Adams' diplomatic efforts were also complicated by domestic turmoil. Americans, in a rehearsal for the later Federalist-Antifederalist conflict over the United States Constitution, were debating the proper relationship between the central government and the states. Adams, a Federalist as early as 1783, argued persuasively for a government that honored its treaties and paid its foreign debts. But when bills far exceeding the funds available for their redemption were sent to Europe, he was forced to undertake a dangerous winter journey to the Netherlands to raise a new loan and save the United States from financial disaster.
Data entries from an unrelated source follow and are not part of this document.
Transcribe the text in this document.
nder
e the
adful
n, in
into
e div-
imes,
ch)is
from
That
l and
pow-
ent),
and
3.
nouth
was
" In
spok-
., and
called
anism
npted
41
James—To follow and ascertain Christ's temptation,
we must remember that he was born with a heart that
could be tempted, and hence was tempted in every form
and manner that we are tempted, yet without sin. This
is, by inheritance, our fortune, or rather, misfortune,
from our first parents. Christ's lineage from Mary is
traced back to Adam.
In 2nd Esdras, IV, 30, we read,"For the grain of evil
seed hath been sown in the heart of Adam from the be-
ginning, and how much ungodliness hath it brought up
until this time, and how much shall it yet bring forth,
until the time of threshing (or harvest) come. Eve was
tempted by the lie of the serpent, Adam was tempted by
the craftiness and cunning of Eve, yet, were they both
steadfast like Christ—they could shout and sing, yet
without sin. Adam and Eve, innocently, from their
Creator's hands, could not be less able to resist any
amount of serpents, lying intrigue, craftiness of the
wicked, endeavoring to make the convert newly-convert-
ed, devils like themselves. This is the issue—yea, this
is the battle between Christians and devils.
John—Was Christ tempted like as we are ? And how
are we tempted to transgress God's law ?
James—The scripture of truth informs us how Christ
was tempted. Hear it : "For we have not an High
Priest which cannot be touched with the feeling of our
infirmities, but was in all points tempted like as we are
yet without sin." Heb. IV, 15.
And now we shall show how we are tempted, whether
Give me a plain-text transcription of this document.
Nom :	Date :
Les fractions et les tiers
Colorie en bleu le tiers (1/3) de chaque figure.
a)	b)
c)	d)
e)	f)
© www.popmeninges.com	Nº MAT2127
None of the founding fathers equals the candor of John Adams' observations of his eighteenth-century world. His letters, always interesting, reveal with absolute clarity Adams' positions on the personalities and issues of his times.
Product details
- Hardback | 592 pages
- 165 x 248 x 48.26mm | 1,478.71g
- 15 May 2010
- HARVARD UNIVERSITY PRESS
- The Belknap Press
- Cambridge, Mass., United States
- English
- 0674051238
- 9780674051232
Download Papers of John Adams, Volume 15 : June 1783 - January 1784 (9780674051232).pdf, available at hilmarfarid.com for free.